On the other hand, in some studies, aerobic exercise training has reduced the amyloid load in the brain, but this has been attributed to reasons other than improved clearance [10,20]. For example, Zhang, et al. [20] reported that 5-month treadmill exercise started at the age of 5 months (the ages after amyloid deposition), triggered the decrease of Aβ deposition mainly by inhibiting amyloidogenic pathway of APP metabolism and Aβ clearance pathways fell down in succession in APP/PS1 mice. Another study on APP/PS1 mice by Lin, et al. [21] revealed that 10 weeks of treadmill training (from 1.5- to 4-month-old, the ages before amyloid deposition) reduced the levels of sAβ and increased the levels of LRP-1 without significant change in Amyloid Precursor Protein (APP) expression. Interestingly, exercise training appears to selectively affect the production and/or clearance of Aβ at different stages of the disease; where amyloid deposition has not yet occurred, primarily by increasing Aβ clearance and after the deposition, predominantly by decreasing its production. Another interpretation is that there are several routes for Aβ clearance from the brain [5], and it is likely that while some clearing proteins remain unchanged [10] and/or even reduced [20] as a result of exercise training in some studies, the clearance occurs through other pathways depending on the type of Aβ peptides and the stages of the disease. Indeed, lack of measurement of the various pathways involved in Aβ clearance may lead to misinterpretation. He, et al. [22], for example, reported that voluntary wheel running attenuated the accumulation of amyloid plaques through accelerated glymphatic clearance of Aβ but not blood-brain barrier permeation.

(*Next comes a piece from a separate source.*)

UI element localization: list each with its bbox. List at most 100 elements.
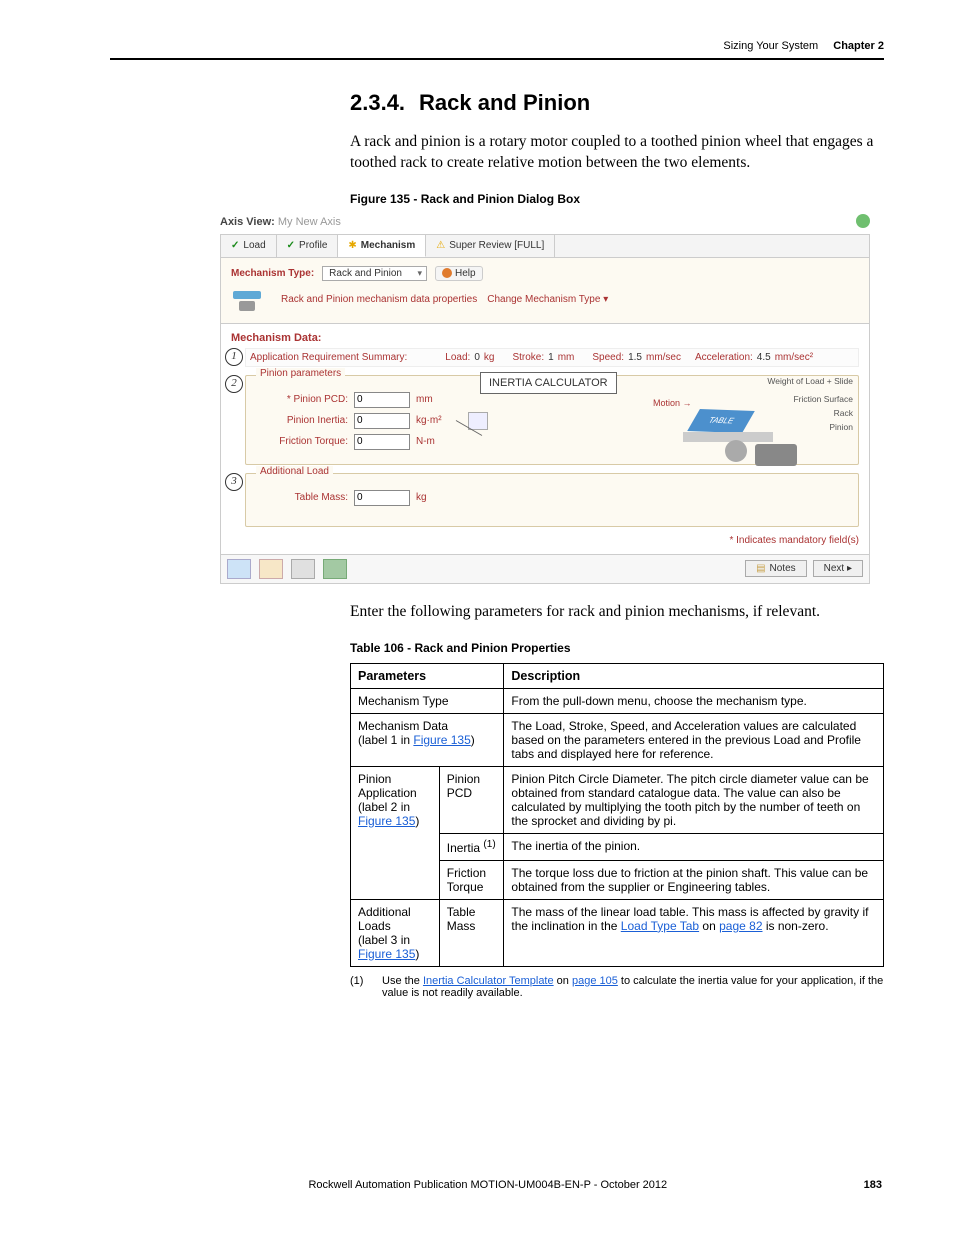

As we recently reported [12], treadmill exercise not only increase the clearance of Aβ from the brain, but it also improves its final removal from the periphery; this is a notable result as there is a close interaction between Aβ metabolisms in the brain and the periphery [23], dysfunctions of Aβ metabolisms in the periphery might contribute to the development of AD pathology, and targeting peripheral Aβ clearance represents a promising therapeutic strategy for the prevention and treatment of the disease. Therefore, it seems that increased peripheral removal of Aβ independent of its central clearance factors leads to a decrease in amyloid load in the brain.
One of our interesting and unpublished results is that mRNA expression of LRP-1 and IDE increased in skeletal muscles (gastrocnemius and soleus) following aerobic training in both healthy and Aβ1–42-treated animals. It was shown overexpression of neprilysin in skeletal muscle decreased brain sAβ peptide levels and amyloid deposits, with no apparent adverse effects in AD mice [24]. However, the possibility of Aβ influx from blood into the skeletal muscle cells through the LRP-1 and its enzymatic degradation as a result of exercise training should be investigated in future studies.
Overall, aerobic exercise appears to improve amyloid clearance in Alzheimer’s disease. However, there are still many unanswered questions:
It was reported that Aβ may be clear by some organs other than liver in the periphery, such as kidneys [25], gastrointestinal tract [26], skin [25] as well as some blood component such as monocytes [27], erythrocytes and macrophages [28]. The relative contribution of these mechanisms in Aβ clearance as well as the possible role of exercise in modulating these routes have not yet been determined. Skeletal muscle tends to occupy a large percentage of the body and respond quickly to exercise. The potential role of skeletal muscle in the clearance of Aβ (our unpublished data) and/or its production and release into the bloodstream [29] should be determined, especially in response to exercise. The variables of aerobic training including exercise mode (continuous vs. interval; voluntary vs. forced exercise; treadmill running vs. wheel running; running vs. swimming), exercise intensity, duration, and frequency as well as doing exercise at different times of the day should be defined to optimize amyloid clearance in AD. Finally, the timing of exercise intervention and its optimal intensity in different stages of the disease should be determined. For example, should exercise intensity be the same before and after the development of amyloid plaques? Future studies are needed to address these topics.